In 1978, he led Bartók's Bluebeard's Castle, staged by Giorgio Pressburger, with Éva Marton and Kolos Kováts, coupled with Camillo Togni's Blaubart, staged by Maria Francesca Siciliani. In 1979, Peskó conducted Beethoven's Christus am Ölberge with the RAI Orchestra. He conducted three works by Stravinsky in 1982, the centenary of his birth: The Flood, Renard and Mavra, directed by Peter Ustinov. He also conducted one Verdi opera at La Scala, Luisa Miller in 1989, with Katia Ricciarelli in the title role.

Peskó was the Generalmusikdirektor of the Deutsche Oper am Rhein, based in Düsseldorf and Duisburg, from 1996 to 1999. His major programmes there included Verdi's La traviata and Otello, Wagner's Tristan und Isolde, and Mozart's Così fan tutte. There, he also conducted contemporary music, such as the German première of Giorgio Battistelli's Prova d’Orchestra (Orchesterprobe).

Peskó then served as chief conductor of the Orquestra Sinfónica Portuguesa, the orchestra of the Teatro Nacional de São Carlos in Lisbon, from 2001 to 2004. Among the highlights at the theatre was a performance of Tchaikovsky's rarely performed opera The Enchantress in a collaboration with the Mariinsky Theatre, staged by David Pountney. A review of The New York Times noted that Peskó's "conducting responded keenly to the flow of the drama, and the Sao Carlos orchestra rose to the challenge of the unfamiliar score". His tenure with the orchestra ended acrimoniously, with Peskó alleging that they had not paid him, while the orchestra claimed he had breached his contract by not spending sufficient time each year in Portugal.

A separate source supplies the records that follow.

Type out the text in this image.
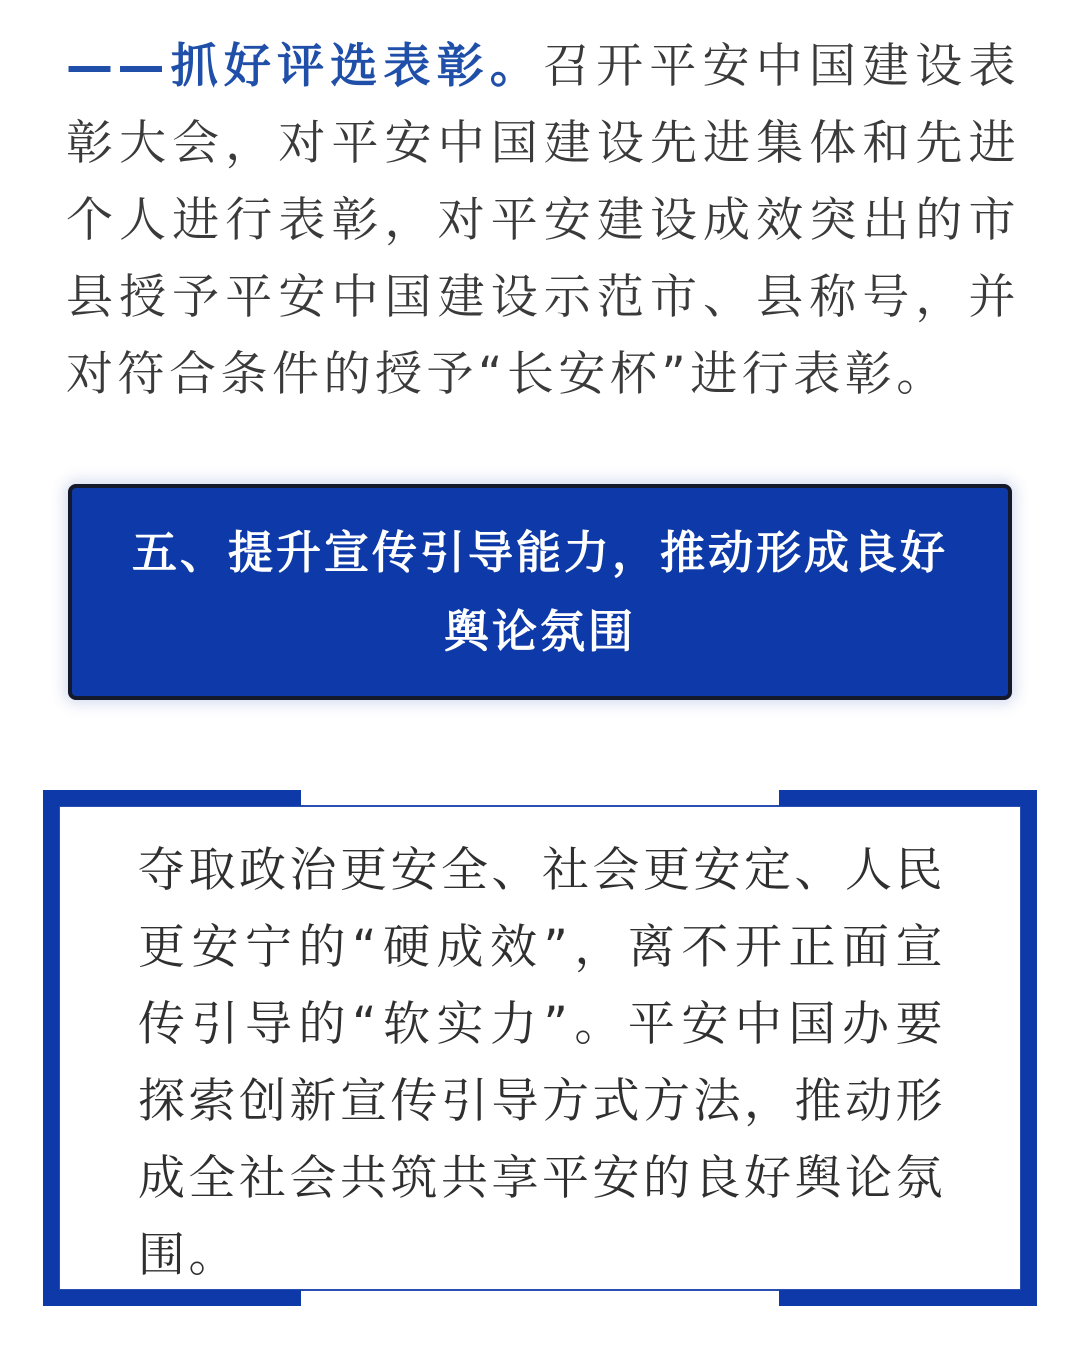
——抓好评选表彰。召开平安中国建设表彰大会，对平安中国建设先进集体和先进个人进行表彰，对平安建设成效突出的市县授予平安中国建设示范市、县称号，并对符合条件的授予“长安杯”进行表彰。

五、提升宣传引导能力，推动形成良好舆论氛围

夺取政治更安全、社会更安定、人民更安宁的“硬成效”，离不开正面宣传引导的“软实力”。平安中国办要探索创新宣传引导方式方法，推动形成全社会共筑共享平安的良好舆论氛围。
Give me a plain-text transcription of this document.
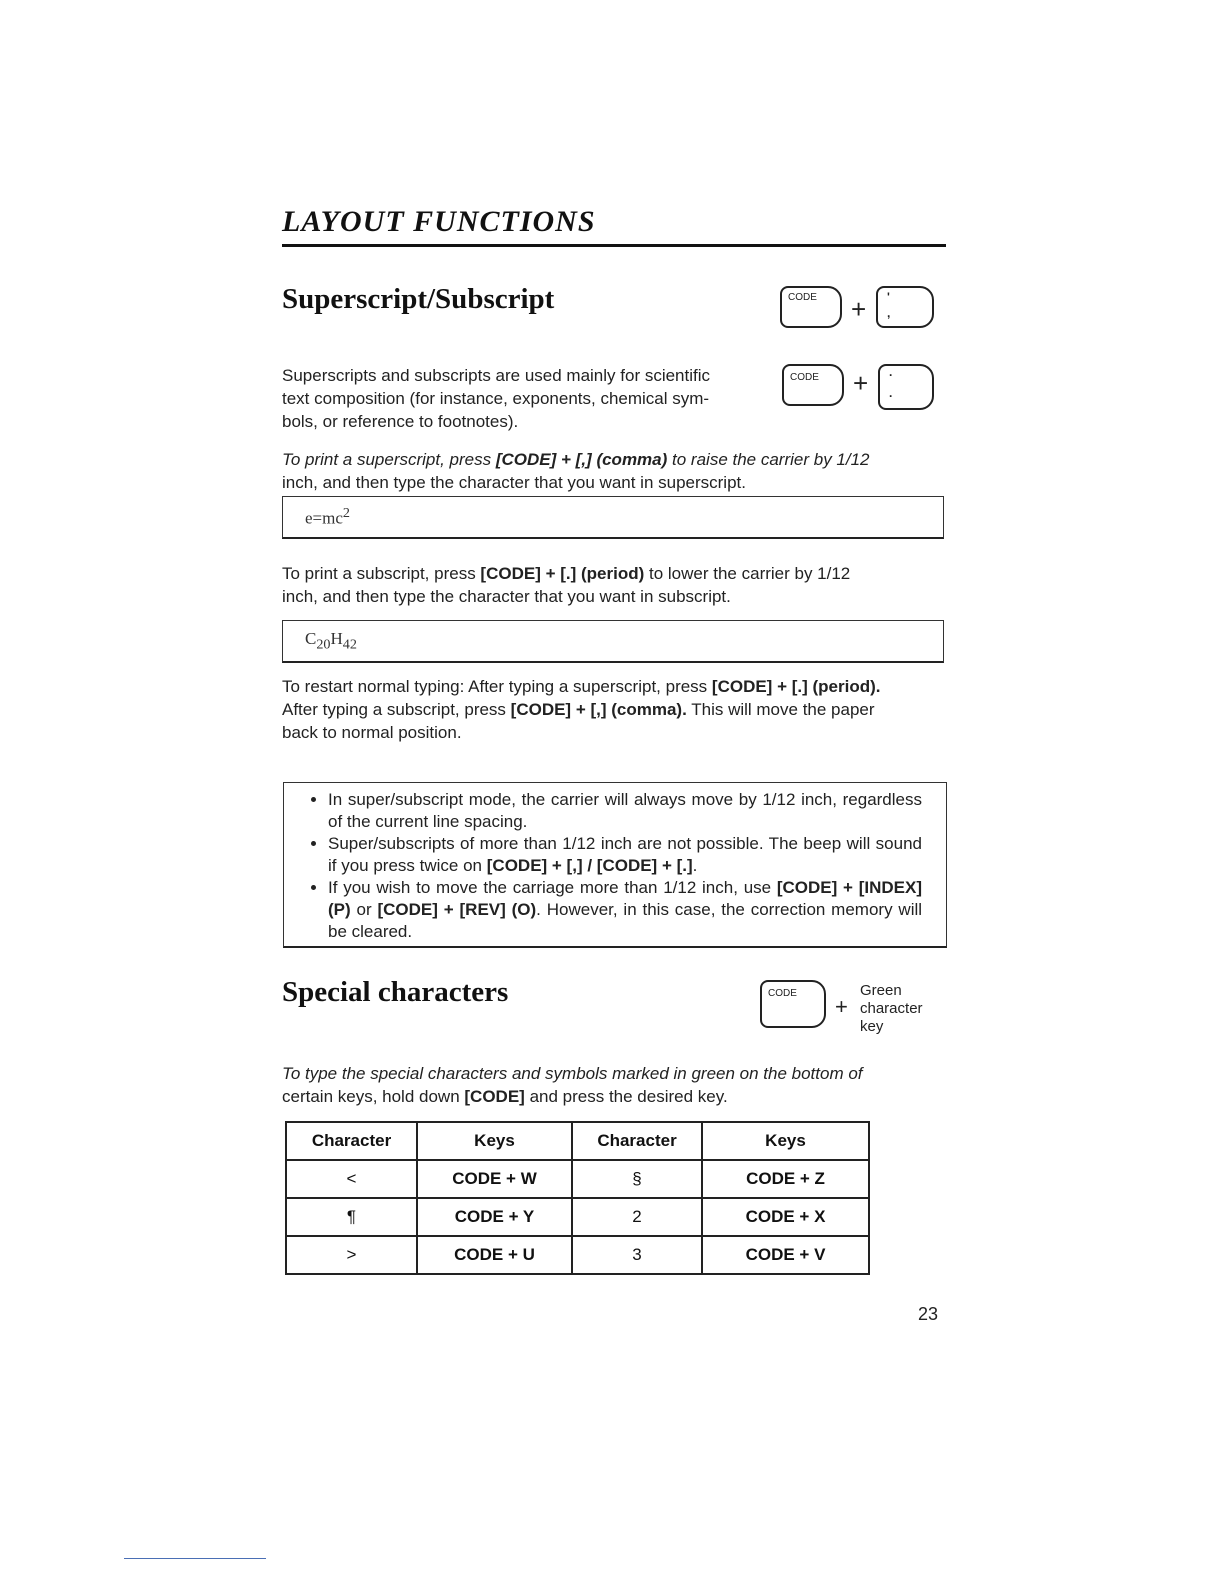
LAYOUT FUNCTIONS
Superscript/Subscript	CODE + '
,
CODE + ·
.
Superscripts and subscripts are used mainly for scientific
text composition (for instance, exponents, chemical sym-
bols, or reference to footnotes).
To print a superscript, press [CODE] + [,] (comma) to raise the carrier by 1/12
inch, and then type the character that you want in superscript.
$e=mc^2$
To print a subscript, press [CODE] + [.] (period) to lower the carrier by 1/12
inch, and then type the character that you want in subscript.
$C_{20}H_{42}$
To restart normal typing: After typing a superscript, press [CODE] + [.] (period).
After typing a subscript, press [CODE] + [,] (comma). This will move the paper
back to normal position.
• In super/subscript mode, the carrier will always move by 1/12 inch, regardless of the current line spacing.
• Super/subscripts of more than 1/12 inch are not possible. The beep will sound if you press twice on [CODE] + [,] / [CODE] + [.].
• If you wish to move the carriage more than 1/12 inch, use [CODE] + [INDEX] (P) or [CODE] + [REV] (O). However, in this case, the correction memory will be cleared.
Special characters	CODE
+
Green
character
key
To type the special characters and symbols marked in green on the bottom of
certain keys, hold down [CODE] and press the desired key.
Character	Keys	Character	Keys
<	CODE + W	§	CODE + Z
¶	CODE + Y	2	CODE + X
>	CODE + U	3	CODE + V
23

The labour court found in Peskó's favour, ordering the orchestra to pay him, but this decision was later overturned and the ruling against Peskó in favour of the orchestra was confirmed at the Supreme Court of Justice in 2013.

He was chief conductor of the Pannon Philharmonic in Pécs from 2009 to 2011. He made many recordings and lectured at the Musikhochschule Berlin.

In 2012, he suffered a stroke that left him unable to continue conducting. Peskó died in Budapest on 31 March 2020 at the age of 83.